Centred on Scottish Gaelic culture, Matt Zurowski’s ‘Farewell to the Familiar Earth’ takes its title from a Gaelic poem by Calum MacLeod.

Zurowski uses film footage, songs and prints of the nettle plant to explore the entangled relationship between humans, nature and technology.

Kirsty Russell’s artwork focuses on acts of care and support, making reference to the women in her family who work in positions of care.

Her installation repurposes velvet curtains that originally hung in her grandparent’s home.

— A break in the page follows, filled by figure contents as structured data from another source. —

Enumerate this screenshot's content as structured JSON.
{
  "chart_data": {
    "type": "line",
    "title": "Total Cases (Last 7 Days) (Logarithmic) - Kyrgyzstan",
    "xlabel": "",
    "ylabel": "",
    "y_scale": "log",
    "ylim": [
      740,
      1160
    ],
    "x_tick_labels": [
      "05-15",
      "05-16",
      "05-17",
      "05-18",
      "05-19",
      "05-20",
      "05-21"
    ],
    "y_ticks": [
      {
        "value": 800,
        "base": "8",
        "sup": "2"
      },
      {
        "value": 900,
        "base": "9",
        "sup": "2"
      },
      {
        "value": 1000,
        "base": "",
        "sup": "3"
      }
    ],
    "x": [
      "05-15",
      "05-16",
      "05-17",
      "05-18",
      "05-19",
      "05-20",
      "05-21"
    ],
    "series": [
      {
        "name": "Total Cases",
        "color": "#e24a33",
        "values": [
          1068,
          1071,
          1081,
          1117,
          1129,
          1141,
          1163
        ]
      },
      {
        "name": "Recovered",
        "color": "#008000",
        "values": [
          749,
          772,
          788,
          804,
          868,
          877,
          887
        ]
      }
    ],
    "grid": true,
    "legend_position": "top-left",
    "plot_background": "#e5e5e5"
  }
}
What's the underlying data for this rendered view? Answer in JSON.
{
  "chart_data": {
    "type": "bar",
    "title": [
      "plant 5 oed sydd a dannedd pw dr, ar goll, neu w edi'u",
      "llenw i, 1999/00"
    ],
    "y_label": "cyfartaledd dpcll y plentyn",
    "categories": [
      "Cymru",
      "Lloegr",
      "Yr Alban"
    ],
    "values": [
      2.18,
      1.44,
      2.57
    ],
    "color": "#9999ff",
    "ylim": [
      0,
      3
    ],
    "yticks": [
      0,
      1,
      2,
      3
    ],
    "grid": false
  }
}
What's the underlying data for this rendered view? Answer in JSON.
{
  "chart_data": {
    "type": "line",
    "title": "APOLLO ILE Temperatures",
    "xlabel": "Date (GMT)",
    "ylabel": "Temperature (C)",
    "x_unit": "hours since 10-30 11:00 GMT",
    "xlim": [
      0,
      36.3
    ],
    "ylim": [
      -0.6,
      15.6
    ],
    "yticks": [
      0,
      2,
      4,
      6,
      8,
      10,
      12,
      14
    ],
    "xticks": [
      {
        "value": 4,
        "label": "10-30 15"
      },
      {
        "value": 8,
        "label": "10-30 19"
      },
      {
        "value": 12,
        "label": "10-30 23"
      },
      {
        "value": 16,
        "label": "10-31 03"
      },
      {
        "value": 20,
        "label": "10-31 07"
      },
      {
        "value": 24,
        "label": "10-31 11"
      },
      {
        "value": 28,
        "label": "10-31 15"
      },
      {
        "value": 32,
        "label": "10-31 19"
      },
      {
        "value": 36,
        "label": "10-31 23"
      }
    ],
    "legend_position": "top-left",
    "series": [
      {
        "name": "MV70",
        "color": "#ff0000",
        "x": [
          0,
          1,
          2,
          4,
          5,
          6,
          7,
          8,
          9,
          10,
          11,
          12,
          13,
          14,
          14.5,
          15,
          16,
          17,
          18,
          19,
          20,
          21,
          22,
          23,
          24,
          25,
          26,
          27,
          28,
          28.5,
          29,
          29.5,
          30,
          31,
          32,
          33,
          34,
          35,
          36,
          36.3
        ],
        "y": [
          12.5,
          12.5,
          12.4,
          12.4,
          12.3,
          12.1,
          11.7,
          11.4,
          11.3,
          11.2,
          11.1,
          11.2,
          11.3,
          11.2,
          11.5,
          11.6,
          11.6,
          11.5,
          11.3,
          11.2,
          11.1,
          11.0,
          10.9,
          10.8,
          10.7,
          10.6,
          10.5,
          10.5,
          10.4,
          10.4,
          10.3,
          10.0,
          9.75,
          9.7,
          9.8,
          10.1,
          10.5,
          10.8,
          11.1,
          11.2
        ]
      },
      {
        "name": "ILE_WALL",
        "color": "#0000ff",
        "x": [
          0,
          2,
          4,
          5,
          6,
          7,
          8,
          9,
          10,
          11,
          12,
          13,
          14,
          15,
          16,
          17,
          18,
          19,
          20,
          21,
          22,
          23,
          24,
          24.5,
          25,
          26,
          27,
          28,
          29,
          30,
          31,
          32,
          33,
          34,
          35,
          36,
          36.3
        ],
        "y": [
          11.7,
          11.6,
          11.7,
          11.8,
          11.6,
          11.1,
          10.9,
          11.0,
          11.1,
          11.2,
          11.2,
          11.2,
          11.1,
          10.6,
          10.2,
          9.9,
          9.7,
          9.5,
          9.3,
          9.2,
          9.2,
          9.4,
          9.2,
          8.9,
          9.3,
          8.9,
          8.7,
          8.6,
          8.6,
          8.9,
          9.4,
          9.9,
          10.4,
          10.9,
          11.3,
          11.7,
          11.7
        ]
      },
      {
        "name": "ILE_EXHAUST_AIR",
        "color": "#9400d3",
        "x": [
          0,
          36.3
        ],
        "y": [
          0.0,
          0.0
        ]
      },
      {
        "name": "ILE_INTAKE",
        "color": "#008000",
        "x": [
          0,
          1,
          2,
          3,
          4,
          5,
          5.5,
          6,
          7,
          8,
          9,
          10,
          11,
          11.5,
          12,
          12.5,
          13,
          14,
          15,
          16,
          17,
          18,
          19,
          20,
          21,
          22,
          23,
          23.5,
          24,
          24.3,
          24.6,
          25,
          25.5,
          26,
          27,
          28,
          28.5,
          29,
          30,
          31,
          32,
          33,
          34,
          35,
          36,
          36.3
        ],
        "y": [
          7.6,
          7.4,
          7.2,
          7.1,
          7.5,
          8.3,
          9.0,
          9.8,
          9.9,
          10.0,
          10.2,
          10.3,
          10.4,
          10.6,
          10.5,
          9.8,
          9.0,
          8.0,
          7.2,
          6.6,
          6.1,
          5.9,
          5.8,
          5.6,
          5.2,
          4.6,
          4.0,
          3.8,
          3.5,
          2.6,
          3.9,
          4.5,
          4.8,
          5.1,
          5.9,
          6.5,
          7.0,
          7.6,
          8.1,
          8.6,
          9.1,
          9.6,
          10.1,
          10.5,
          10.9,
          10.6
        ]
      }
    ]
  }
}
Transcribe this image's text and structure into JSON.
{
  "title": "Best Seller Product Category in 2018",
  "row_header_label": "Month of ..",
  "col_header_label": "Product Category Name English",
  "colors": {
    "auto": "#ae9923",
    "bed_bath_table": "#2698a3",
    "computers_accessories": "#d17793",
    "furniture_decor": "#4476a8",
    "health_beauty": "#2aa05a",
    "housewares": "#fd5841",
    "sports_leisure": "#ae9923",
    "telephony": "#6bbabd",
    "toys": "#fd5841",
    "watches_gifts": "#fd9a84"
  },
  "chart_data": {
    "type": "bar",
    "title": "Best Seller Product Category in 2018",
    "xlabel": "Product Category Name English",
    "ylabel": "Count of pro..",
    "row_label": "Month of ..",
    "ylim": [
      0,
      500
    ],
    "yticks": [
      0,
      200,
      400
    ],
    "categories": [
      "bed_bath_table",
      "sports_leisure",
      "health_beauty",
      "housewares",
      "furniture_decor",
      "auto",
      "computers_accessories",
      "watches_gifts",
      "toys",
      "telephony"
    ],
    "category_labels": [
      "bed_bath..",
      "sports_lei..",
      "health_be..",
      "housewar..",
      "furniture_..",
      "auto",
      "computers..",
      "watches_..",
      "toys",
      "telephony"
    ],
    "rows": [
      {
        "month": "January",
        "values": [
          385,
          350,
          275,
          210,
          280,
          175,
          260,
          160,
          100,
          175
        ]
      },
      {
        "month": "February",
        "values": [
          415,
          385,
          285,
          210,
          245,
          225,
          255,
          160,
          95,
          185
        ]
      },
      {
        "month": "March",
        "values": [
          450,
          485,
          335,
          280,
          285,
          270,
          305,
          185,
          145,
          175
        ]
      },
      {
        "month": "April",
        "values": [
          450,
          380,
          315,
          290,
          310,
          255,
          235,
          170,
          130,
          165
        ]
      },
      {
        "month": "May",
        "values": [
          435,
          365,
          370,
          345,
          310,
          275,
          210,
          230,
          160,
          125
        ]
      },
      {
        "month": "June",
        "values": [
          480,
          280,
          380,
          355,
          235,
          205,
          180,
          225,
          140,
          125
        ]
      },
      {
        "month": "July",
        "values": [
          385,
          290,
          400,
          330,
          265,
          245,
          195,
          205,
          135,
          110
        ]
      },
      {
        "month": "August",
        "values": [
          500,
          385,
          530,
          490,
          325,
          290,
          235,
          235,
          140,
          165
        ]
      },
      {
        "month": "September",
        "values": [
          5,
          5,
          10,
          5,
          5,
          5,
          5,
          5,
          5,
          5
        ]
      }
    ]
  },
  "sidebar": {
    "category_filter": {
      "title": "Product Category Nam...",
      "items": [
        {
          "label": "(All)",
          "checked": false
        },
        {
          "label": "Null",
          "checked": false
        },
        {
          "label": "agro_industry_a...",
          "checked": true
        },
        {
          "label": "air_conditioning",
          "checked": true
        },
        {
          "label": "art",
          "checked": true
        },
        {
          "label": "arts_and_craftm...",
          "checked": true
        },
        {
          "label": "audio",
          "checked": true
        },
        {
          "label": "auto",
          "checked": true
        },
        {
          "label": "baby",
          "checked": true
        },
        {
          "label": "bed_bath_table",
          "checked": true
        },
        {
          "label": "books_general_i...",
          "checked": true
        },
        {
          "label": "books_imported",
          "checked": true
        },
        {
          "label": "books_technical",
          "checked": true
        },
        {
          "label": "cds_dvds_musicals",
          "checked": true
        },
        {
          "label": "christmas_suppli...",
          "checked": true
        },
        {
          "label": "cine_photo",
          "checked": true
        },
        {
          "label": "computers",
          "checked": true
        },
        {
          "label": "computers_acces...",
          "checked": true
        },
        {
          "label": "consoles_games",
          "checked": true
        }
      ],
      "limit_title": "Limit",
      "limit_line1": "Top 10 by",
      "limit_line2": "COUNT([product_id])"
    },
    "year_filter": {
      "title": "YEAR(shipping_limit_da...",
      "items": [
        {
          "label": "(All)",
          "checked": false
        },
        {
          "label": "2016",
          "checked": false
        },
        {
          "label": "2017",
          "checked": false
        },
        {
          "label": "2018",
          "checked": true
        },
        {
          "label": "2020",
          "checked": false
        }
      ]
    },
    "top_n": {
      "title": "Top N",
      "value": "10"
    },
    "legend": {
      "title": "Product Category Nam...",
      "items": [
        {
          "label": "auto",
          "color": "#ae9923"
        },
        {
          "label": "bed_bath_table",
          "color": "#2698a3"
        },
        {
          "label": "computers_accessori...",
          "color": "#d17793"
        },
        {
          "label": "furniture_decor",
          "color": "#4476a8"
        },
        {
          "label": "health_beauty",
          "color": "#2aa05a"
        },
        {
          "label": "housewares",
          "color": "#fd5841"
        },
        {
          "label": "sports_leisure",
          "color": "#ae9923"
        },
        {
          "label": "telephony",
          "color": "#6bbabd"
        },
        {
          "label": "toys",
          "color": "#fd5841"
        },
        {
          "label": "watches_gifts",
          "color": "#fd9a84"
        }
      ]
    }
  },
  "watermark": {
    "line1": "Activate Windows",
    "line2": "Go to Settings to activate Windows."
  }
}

Russell also used moulds of her mum and sister’s hands to capture their presence.

Creative videography​


Ross Fleming’s ‘No Place Like Homme’ contemplates isolation, survival, surveillance and the search for the other.

The artist uses the vampire to remap queer histories and identities, telling the story of the creature’s life at historical events such as the Black Death and the global AIDS epidemic.

Sekai Machache’s film, Mutambi, draws upon their Zimbabwean heritage to create a healing dance performance in the context of the powerful spaces of Mount Stuart mansion house and gardens.

Taking place in the richly-decorated Victorian House on the Isle of Bute, the work brings together a symbolic narrative on wealth and colonialism.

Maria de Lima’s ‘This Map of Affections’ centres on a knowledge exchange event held on the Isle of Skye in 2022, which was attended by representatives of indigenous and traditional peoples from Pará in northern Brazil.


Artist Candice Lin standing next to one of her sculptures in the Talbot Rice Gallery

Candice Lin’s exhibition, The Animal Husband, will also be on display at the gallery

Land rights, solidarity and women’s voices are central to de Lima’s work, which explores the colonial erasure of traditional cultures and languages, private ownership and capitalism.

Candice Lin​


A separate exhibition at the gallery will feature work by Los Angeles–based artist Candice Lin.

In her first solo exhibition in Scotland, Lin explores the complexities of human and animal co-existence.

Lin uses surreal and ambiguous imagery in a series of sculptures and film to offer bold and unsettling perspectives on human and animal relationships.